False-eye seahorse
- Conservation status: Least Concern (IUCN 3.1)

Scientific classification
- Kingdom: Animalia
- Phylum: Chordata
- Class: Actinopterygii
- Order: Syngnathiformes
- Family: Syngnathidae
- Genus: Hippocampus
- Species: H. planifrons
- Binomial name: Hippocampus planifrons Peters, 1877
- Synonyms: Hippocampus biocellatus Kuiter, 2001;

= Hippocampus planifrons =

- Authority: Peters, 1877
- Conservation status: LC

Species of fish

The false-eye seahorse, or flatface seahorse (Hippocampus planifrons) is a species of marine fish of the family Syngnathidae. It is endemic to Australia, from Shark Bay to Broome, where it is found in intertidal rockpools, shallow algae and weedy or rubble reef habitats.

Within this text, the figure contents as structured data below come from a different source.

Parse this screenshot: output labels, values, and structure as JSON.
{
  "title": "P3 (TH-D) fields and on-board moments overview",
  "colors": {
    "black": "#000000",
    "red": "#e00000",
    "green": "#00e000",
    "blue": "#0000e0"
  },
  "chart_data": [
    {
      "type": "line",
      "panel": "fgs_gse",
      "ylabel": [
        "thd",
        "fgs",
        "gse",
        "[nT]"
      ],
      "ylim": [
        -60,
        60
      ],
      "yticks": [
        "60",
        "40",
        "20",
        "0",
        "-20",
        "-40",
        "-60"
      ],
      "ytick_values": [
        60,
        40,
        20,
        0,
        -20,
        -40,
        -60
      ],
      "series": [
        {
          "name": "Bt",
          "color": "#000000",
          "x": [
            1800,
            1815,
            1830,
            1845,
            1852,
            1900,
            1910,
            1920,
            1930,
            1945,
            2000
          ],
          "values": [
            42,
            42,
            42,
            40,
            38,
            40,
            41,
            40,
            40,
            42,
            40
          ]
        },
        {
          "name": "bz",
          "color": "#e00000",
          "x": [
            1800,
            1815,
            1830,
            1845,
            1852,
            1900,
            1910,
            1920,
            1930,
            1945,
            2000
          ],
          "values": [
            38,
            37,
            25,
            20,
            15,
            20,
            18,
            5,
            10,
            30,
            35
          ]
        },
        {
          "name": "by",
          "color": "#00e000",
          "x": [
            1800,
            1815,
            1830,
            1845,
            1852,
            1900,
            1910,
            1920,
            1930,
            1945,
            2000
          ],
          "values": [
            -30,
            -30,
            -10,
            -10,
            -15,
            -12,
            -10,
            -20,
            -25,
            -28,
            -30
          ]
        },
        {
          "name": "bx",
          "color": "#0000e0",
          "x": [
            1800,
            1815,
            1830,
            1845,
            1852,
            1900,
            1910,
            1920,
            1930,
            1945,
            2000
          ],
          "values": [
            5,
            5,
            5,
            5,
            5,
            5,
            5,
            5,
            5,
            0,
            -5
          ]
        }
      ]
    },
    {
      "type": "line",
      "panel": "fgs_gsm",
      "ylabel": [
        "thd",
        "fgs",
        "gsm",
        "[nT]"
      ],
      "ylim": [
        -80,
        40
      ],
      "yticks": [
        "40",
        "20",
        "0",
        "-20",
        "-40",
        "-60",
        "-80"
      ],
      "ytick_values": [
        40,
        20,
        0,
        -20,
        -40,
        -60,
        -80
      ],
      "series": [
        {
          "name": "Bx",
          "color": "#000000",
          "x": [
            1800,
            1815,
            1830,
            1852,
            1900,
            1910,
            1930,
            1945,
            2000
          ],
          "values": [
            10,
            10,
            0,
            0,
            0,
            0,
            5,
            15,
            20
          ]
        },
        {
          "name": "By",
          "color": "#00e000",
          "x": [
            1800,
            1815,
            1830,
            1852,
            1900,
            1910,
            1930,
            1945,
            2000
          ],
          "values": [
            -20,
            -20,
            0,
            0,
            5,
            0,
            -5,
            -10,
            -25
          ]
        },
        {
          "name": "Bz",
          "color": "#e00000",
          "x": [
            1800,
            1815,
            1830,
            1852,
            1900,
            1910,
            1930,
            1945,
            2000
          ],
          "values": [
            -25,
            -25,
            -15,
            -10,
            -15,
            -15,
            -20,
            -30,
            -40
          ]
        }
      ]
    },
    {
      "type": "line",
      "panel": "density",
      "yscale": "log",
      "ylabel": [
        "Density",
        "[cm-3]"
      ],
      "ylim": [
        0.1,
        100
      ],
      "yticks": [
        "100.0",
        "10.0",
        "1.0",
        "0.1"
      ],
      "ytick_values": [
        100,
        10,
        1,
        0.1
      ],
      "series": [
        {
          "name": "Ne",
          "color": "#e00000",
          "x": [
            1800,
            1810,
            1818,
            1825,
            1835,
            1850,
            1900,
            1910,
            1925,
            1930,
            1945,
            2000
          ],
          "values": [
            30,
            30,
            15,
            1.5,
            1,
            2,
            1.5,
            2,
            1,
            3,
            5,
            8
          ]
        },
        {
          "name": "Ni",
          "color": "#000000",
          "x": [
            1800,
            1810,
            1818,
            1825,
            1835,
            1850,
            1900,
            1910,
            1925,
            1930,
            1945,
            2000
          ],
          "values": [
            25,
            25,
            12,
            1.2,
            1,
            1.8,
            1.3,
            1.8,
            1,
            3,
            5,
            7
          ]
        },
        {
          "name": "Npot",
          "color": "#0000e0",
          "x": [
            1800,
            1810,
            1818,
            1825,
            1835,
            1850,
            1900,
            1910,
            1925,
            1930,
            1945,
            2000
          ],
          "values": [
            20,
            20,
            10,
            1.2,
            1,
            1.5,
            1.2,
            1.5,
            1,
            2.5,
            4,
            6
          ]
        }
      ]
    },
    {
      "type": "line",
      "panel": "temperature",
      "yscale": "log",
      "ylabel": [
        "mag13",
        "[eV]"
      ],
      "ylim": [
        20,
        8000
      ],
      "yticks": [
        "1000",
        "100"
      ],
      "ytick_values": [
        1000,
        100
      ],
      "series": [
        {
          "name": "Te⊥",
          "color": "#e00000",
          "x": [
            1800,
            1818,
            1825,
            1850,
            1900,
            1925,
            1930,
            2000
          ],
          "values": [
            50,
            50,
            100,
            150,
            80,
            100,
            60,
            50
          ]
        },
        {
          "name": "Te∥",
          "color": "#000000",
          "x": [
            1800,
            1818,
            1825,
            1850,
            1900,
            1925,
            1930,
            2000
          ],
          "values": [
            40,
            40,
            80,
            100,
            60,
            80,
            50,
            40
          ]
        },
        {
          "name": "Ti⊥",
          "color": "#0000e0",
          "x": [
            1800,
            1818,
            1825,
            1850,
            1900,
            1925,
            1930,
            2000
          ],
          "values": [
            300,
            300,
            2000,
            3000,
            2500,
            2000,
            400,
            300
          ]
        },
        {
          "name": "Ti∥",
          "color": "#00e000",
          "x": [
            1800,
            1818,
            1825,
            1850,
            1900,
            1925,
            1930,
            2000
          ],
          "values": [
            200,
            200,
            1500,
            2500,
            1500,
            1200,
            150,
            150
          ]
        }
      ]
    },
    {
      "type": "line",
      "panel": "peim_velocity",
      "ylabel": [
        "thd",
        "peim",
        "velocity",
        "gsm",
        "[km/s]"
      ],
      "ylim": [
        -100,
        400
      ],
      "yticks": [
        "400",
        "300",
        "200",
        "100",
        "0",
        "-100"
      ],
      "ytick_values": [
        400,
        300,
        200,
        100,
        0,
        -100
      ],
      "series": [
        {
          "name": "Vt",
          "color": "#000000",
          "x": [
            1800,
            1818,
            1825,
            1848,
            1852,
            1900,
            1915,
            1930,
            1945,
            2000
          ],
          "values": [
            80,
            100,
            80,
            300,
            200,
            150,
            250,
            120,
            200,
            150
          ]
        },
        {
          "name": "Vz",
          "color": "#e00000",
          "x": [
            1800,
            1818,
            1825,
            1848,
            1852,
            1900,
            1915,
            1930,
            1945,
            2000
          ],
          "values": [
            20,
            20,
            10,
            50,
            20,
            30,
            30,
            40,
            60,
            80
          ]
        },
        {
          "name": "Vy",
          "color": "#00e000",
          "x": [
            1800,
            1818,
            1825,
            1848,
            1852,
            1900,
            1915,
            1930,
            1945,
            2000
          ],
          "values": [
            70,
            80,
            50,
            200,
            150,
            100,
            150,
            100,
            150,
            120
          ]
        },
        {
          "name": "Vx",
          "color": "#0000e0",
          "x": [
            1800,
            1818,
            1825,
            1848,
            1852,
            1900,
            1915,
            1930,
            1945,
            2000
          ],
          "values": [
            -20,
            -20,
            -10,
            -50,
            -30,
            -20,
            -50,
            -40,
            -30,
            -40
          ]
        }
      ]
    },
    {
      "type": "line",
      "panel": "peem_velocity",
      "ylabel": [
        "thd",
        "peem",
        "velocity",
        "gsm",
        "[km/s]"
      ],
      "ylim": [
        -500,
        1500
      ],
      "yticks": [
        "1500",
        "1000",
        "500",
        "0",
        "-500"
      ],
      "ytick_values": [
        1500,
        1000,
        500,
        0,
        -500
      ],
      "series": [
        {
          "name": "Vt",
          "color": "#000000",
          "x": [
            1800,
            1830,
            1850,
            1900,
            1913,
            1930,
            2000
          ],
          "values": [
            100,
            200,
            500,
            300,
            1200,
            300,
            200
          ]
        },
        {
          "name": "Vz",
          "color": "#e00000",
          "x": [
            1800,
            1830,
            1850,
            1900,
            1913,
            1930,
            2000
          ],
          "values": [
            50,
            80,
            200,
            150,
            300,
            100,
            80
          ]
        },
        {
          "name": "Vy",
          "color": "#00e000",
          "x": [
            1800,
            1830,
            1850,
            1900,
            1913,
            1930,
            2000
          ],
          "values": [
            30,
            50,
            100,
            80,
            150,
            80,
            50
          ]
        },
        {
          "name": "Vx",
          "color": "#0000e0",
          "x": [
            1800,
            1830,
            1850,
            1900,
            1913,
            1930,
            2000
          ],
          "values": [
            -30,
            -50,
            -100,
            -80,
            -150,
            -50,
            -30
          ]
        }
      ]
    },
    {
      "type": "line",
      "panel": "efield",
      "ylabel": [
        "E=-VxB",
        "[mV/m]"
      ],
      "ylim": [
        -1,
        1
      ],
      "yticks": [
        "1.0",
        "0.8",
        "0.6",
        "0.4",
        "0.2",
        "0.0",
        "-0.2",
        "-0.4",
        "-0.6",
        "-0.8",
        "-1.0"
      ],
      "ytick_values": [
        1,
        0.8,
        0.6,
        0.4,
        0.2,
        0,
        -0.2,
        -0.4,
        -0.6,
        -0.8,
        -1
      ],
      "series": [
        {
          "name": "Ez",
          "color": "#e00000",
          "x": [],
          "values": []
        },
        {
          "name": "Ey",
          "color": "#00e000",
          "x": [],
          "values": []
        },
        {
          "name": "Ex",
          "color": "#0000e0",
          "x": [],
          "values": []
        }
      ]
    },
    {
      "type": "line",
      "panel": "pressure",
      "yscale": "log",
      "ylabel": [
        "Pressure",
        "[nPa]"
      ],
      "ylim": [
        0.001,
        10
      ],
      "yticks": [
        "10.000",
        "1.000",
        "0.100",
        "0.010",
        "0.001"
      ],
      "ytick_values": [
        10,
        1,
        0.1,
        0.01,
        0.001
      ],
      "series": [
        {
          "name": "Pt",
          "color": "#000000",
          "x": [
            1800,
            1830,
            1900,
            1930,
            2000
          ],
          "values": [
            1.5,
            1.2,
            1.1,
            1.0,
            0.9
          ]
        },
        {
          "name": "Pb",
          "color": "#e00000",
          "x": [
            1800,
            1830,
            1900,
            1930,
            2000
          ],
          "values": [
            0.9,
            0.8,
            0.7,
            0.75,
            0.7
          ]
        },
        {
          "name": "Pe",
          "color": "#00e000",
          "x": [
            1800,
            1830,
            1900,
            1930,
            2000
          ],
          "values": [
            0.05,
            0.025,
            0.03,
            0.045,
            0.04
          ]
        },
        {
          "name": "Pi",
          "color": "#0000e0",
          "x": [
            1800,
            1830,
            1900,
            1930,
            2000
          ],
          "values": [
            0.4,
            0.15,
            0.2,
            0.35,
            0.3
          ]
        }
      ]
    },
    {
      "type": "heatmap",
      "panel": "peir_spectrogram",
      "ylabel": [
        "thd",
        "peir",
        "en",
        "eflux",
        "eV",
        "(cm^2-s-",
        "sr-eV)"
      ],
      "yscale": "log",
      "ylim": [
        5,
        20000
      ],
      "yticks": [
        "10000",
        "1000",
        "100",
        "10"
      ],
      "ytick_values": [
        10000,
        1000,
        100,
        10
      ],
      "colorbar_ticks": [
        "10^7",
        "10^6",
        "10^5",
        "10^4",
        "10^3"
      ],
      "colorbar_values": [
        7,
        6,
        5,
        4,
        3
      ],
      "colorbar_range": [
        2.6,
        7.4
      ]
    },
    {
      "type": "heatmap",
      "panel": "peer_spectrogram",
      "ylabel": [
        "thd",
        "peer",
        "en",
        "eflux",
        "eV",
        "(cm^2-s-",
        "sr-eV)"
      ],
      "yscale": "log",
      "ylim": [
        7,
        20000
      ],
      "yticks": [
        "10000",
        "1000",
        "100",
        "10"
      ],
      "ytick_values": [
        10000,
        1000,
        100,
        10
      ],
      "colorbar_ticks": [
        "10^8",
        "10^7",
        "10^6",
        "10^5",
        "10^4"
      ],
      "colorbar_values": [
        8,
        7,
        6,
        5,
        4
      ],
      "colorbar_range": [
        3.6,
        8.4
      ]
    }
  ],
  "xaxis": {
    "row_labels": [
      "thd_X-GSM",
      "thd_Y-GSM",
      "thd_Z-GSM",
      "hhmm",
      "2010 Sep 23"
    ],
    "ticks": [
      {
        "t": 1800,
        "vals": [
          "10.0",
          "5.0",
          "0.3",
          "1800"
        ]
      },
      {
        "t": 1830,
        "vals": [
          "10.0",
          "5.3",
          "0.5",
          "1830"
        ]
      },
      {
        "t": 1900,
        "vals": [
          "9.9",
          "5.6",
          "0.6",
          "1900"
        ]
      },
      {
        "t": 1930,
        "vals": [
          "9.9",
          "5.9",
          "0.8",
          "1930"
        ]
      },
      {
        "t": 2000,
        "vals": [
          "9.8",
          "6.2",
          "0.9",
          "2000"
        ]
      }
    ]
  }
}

It is expected to feed on harpacticoid, calanoid, and cyclopoid copepods, caridean and gammaridean shrimps, and mysids, similar to other seahorses. This species is ovoviviparous, with males brooding eggs in a brood pouch before giving birth to live young.

==Identifying features==

H. planifrons is usually around 7 cm long, but can grow to 12 cm. It is characterized by a relatively small head, short and upturned snout, slender trunk, slightly raised coronet, and spines. Female colouration in life is overall greenish brown with dark blotching over the back of the trunk and tail.